Lachanorizo is another lean dish, which is a stew made from stewed cabbage and rice. Cabbage for the lachanorizo is cut into large pieces, and dried mint and basil are used as seasonings.
Other popular Lenten dishes on the island are bean soup, couscous with baked carrots, eggplant stuffed with couscous, lean dolma, rice with pine nuts, and others.
Traditional Holiday Dishes
For the Christmas meal, the Cypriot housewives prepare pork dishes: smoked sausages, pies cooked in lard, ham, jellied meats, and cabbage rolls. The table is also set with lamb dishes, sometimes a baked turkey, wild boar meat, or hare. Pickles, snacks, and traditional sweets are also served, but I would like to talk about this in more detail.
MelamakArona are shortbread cookies for which the dough is kneaded with orange juice and zest. The cookies are baked, and then sprinkled with cinnamon and chopped walnuts.
Taga Nytys are pancakes, served with jam or a syrup made of orange juice and honey.
CurabiedEs are shortbread cookies with crushed almonds and cognac. They are sprinkled with powdered sugar.
KhristOpsomo is a Christmas cake made from butter yeast dough, with oil, wine, spices, rose water, and nuts. The cake is decorated with a cross and ornaments, and a whole, in-shell walnut is inserted into the center.
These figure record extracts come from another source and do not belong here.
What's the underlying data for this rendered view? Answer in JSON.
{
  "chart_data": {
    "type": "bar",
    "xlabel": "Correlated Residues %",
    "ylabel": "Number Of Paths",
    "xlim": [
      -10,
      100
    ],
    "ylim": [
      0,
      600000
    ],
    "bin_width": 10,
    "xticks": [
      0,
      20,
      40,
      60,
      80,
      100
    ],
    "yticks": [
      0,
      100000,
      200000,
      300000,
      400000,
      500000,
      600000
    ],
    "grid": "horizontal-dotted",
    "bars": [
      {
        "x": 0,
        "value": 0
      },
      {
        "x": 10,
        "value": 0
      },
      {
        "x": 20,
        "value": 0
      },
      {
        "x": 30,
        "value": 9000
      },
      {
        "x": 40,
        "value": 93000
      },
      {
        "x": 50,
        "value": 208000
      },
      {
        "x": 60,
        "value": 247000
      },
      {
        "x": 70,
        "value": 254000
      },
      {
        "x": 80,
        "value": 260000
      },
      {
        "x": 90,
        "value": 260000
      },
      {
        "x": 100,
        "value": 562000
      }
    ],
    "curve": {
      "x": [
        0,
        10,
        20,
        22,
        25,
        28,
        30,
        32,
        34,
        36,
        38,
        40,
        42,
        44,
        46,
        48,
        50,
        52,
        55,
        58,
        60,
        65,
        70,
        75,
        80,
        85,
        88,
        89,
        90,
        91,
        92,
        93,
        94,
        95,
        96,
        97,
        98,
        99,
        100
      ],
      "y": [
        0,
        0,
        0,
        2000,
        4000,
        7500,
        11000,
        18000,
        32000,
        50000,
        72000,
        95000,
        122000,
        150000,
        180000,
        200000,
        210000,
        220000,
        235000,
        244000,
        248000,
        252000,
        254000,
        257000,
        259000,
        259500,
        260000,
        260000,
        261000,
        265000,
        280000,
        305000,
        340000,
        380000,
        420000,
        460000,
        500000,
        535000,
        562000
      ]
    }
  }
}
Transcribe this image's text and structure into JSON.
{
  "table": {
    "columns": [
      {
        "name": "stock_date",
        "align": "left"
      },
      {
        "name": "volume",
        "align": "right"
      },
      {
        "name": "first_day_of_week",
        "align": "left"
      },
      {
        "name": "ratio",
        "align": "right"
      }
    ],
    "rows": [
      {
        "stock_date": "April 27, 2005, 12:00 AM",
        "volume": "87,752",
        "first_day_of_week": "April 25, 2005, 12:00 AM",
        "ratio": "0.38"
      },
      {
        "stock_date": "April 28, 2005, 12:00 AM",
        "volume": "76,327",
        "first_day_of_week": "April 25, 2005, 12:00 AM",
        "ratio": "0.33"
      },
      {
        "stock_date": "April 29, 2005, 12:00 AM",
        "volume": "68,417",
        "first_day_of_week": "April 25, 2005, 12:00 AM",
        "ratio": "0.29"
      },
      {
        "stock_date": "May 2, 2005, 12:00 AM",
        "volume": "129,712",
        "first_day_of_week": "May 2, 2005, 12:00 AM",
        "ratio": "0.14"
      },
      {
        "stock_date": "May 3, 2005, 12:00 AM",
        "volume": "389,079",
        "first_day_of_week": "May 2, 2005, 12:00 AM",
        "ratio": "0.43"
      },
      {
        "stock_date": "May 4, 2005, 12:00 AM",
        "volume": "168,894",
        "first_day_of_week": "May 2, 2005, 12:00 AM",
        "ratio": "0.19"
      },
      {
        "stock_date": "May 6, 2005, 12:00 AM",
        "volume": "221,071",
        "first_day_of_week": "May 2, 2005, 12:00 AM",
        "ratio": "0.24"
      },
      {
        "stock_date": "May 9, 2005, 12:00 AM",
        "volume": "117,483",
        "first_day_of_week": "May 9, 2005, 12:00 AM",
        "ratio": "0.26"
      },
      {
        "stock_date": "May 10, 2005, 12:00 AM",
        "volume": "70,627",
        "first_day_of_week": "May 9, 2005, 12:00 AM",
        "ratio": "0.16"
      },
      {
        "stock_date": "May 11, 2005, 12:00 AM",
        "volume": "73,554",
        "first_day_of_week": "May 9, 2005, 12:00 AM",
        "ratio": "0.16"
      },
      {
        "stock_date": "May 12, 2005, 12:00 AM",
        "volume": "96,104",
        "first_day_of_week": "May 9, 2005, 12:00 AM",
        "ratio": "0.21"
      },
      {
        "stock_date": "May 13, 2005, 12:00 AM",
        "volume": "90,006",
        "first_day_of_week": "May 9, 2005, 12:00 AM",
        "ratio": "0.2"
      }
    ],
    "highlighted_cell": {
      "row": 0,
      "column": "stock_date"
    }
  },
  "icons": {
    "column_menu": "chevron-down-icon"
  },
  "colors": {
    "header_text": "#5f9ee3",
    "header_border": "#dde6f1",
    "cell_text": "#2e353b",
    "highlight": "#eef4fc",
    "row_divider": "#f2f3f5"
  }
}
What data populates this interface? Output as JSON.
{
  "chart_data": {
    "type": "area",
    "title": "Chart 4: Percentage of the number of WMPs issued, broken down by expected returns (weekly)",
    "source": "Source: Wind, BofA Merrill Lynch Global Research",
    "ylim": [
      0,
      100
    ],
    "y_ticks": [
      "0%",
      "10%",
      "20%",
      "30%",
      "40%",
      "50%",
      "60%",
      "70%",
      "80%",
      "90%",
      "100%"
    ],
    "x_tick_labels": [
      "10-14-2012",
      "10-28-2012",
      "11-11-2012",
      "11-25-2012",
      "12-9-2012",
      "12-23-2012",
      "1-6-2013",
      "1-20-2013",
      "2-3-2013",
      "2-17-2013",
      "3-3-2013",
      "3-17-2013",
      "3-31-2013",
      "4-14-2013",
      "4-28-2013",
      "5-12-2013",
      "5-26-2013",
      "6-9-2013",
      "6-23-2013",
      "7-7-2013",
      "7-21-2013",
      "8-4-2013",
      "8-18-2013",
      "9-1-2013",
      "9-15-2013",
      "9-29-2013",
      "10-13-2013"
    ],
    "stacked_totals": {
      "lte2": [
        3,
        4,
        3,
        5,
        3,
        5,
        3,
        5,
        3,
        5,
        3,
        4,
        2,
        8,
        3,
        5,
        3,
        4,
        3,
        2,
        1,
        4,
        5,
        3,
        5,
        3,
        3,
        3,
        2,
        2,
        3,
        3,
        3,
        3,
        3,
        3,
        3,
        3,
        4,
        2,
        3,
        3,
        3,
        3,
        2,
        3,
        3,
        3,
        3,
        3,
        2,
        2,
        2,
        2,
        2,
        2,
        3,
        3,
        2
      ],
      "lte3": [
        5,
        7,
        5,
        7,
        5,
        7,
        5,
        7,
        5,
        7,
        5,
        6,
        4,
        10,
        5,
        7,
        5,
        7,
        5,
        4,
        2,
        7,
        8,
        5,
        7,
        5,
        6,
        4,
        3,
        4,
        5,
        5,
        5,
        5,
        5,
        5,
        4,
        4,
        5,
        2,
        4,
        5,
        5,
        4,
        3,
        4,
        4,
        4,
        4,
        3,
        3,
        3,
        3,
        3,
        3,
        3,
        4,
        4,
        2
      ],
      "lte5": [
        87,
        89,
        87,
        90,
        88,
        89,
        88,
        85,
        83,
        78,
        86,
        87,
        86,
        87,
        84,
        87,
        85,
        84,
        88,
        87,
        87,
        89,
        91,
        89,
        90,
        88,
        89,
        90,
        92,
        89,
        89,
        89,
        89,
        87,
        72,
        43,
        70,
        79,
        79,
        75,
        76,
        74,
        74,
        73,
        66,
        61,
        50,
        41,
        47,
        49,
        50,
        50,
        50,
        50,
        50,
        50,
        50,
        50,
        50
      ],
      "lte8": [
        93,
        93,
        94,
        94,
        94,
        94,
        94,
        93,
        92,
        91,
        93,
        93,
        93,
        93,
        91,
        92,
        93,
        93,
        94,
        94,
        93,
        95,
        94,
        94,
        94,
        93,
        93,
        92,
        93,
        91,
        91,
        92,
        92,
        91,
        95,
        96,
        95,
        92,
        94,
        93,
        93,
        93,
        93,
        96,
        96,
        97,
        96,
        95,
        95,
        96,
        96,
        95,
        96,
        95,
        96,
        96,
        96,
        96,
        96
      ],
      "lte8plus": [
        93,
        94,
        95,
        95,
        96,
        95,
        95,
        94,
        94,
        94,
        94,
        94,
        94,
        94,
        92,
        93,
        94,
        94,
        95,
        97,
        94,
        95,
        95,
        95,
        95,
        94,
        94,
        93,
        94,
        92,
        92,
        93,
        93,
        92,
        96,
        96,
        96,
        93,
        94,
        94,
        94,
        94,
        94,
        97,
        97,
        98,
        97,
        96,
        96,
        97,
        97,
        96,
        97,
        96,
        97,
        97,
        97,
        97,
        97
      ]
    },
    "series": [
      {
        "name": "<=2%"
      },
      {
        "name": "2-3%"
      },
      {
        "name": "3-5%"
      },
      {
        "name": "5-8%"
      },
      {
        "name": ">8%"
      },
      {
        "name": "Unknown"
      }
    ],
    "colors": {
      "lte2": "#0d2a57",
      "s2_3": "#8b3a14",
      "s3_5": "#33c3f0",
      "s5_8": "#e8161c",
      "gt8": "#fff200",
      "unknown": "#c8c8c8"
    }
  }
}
This “Bread of Christ” is one of the main symbols of Christmas, and sometimes its dried pieces are stored for a whole year.
The Christmas table is not complete without ripe pomegranates, symbolizing fertility, nuts, and dried fruits.
Greetings on Christmas and New Year in Greek:
Merry Christmas and Happy New Year! — kahlAH khristOOyena kye ehftihizmEHnos oh kehnúrios khronos!
Happy New Year! — kahlEE protokhroniYA!
Merry Christmas! — kahlAH khristOOyena!
May your life be long! — khrOHniya polA!
Happy Holidays! — kahlEHs eeyortEHs!
May the New Year bring you everything you want! — OHti epiphimEEce sto nEoh EHtos na to vris!
Fasolada Bean Soup
Another fast soup popular on the island is made of beans and called fasolada. As in the previous recipe, beans are soaked for the night, but to make fasolada Cypriots also cover them with boiling-hot water. Then mushy beans are stewed with vegetables and tomato paste.
Dry beans: 500 gr
Celery: 3 stalks
1 chili pepper
Garlic: 2 cloves
1 large red onion
Olive oil: 2 tablespoons
Vegetable broth: 600 ml
Salt, pepper, coriander: to taste
Chop all the vegetables finely and roast them in a pan, beginning with onions. Add vegetable broth and previously parboiled, slightly tender beans. Simmer for 15 minutes. Towards the end of cooking time add salt, pepper, and spices. Then whisk the soup in a blender.
Lenten Apple Mat
flour: 2 cups
sugar: 1 cup
water: 1 cup
vegetable oil: 0.5 cups
green apples: 3
honey: 2 tbsp.
salt: 1 pinch
cinnamon: 1 tsp.
soda, quenched with lemon juice: ½ tsp.
Mix sugar, water, and vegetable oil, and heat up a little. Then add 2 tablespoons of honey, and thoroughly stir the resulting mixture with a whisk. Add cinnamon and a pinch of salt to the pre-sifted flour. Add the honey-sugar mixture, chopped walnuts (about ½ cup) and soda to the flour. Mix well, and pour the dough into the mold, topping with peeled apples, cut into slices. Bake at 200°C for 35 minutes.